CPF Investment in CICT
CICT is an approved CPF Investment Scheme (CPFIS) investment for both Ordinary Account (OA) and Special Account (SA) funds. This makes CICT particularly attractive for Singaporeans looking to put their CPF OA funds — currently earning 2.5% p.a. — to work in a higher-yielding asset. Use our CPFIS Calculator to see the potential impact on your CPF portfolio.
Frequently Asked Questions (FAQ)
]
What is the current CICT share price?
As of May 2026, CICT (SGX: C38U) trades at approximately S$2.31 per unit. Share prices change daily — check the SGX website or your broker app for live prices. At this price, CICT’s indicative forward yield is approximately 4.8–5.0% based on recent DPU trends.
What is CICT's DPU for 2025?
CICT’s full-year FY2025 DPU was 11.58 Singapore cents per unit — comprising 5.62 cents (1H) and 5.96 cents (2H). The 2H FY2025 DPU of 5.96 cents was up 6.0% year-on-year, driven by income contributions from ION Orchard, CapitaSpring, and a lower interest expense environment.
Is CICT a good investment for dividend income?
CICT offers a relatively lower yield (~4.8%) compared to higher-yielding S-REITs in the industrial and logistics sectors (~6–7%). However, CICT compensates with consistent DPU growth, Singapore’s best-quality retail and office assets, and strong institutional backing from CapitaLand Investment. It suits dividend investors who prioritise quality and stability over maximum yield.
What is the Paragon acquisition?
In Q1 2026, CICT announced the acquisition of Paragon — a premium mixed-use retail and medical mall on Orchard Road — for S$3.9 billion. This is the largest single-asset REIT acquisition in Singapore’s history. Simultaneously, CICT is divesting Asia Square Tower 2 for ~S$2.5 billion, effectively recycling capital into a higher-yielding retail asset from a lower-yielding office asset.
Can I buy CICT with my CPF money?
Yes. CICT is an approved CPF Investment Scheme (CPFIS) investment for both OA and SA funds. This allows Singapore citizens and PRs to invest their CPF savings in CICT units via their CPF Investment Account. Note that CPFIS investments carry risk, and you could lose more than you contribute if the REIT price falls. Use our CPFIS Calculator to model your scenario.
What is CICT's gearing ratio?
As of September 2025, CICT’s aggregate leverage (gearing ratio) was approximately 39.2%. This is comfortably below the MAS regulatory ceiling of 50% for S-REITs, giving CICT debt headroom for future acquisitions.
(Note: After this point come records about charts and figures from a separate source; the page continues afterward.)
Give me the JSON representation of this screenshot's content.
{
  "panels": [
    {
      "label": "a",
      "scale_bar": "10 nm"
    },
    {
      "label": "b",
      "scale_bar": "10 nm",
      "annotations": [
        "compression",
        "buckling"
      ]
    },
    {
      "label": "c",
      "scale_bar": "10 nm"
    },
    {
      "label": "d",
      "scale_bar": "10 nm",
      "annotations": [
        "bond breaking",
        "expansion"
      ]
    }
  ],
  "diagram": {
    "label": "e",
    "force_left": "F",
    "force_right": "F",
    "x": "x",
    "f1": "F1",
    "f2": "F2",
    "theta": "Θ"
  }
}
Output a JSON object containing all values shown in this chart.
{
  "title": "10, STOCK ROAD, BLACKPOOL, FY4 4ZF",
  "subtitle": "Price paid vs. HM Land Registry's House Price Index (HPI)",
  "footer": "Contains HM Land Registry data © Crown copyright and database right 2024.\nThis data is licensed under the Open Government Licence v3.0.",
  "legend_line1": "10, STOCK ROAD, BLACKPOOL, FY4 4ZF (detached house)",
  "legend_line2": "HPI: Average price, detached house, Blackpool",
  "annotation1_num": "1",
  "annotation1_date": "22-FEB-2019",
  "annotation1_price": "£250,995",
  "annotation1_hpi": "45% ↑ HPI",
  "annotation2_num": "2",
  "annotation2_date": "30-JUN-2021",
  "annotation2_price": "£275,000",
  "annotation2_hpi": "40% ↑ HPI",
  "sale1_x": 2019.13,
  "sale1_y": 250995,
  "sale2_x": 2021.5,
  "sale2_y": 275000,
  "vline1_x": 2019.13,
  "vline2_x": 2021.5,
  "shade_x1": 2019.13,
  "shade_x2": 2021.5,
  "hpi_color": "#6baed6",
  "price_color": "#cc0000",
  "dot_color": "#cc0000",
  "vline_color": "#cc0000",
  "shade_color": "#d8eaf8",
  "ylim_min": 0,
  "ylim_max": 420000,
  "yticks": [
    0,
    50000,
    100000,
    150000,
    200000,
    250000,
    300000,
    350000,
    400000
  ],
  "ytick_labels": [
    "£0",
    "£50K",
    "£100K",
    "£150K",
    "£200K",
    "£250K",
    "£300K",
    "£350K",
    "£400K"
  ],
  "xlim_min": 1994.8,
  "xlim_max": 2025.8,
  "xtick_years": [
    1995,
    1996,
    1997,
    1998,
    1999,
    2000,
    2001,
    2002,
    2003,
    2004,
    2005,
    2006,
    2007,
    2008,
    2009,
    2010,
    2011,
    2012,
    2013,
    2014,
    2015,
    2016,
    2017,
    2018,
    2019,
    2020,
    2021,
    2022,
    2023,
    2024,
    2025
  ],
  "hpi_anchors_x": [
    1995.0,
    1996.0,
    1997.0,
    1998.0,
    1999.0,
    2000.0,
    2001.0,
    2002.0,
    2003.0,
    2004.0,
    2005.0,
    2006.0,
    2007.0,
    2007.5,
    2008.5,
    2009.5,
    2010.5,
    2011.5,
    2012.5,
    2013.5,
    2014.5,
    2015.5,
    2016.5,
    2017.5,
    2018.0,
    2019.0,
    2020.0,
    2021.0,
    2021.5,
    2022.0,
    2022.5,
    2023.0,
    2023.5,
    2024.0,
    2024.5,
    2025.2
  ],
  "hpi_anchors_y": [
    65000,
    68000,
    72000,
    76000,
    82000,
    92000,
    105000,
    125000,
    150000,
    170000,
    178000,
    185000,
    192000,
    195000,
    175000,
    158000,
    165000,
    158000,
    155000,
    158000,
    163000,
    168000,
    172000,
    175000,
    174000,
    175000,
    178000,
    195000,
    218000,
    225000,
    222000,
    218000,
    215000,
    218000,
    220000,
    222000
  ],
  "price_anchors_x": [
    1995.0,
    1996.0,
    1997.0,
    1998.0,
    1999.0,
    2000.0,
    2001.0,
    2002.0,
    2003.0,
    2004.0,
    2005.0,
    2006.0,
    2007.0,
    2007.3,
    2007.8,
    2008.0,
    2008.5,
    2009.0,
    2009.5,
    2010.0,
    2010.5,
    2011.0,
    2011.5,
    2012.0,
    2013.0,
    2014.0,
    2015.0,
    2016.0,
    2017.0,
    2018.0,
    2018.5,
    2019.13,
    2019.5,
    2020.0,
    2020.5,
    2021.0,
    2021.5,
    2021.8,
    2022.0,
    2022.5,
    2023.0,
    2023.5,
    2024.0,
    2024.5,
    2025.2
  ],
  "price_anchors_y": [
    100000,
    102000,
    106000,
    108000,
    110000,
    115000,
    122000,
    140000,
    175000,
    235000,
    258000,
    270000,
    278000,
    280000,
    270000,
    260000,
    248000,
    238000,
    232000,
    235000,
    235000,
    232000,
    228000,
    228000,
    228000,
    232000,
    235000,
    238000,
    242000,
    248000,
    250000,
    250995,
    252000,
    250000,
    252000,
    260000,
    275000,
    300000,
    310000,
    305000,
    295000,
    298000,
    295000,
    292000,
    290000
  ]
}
Note: following the Paragon acquisition, gearing is expected to increase temporarily until AST2 divestment proceeds are received.
Disclaimer: This article is for informational purposes only and does not constitute financial advice. S-REIT investments involve risk, including potential loss of capital. Past distributions are not indicative of future payouts. Always conduct your own due diligence or consult a licensed financial adviser before making investment decisions. The Kopi Notes is not a licensed financial adviser.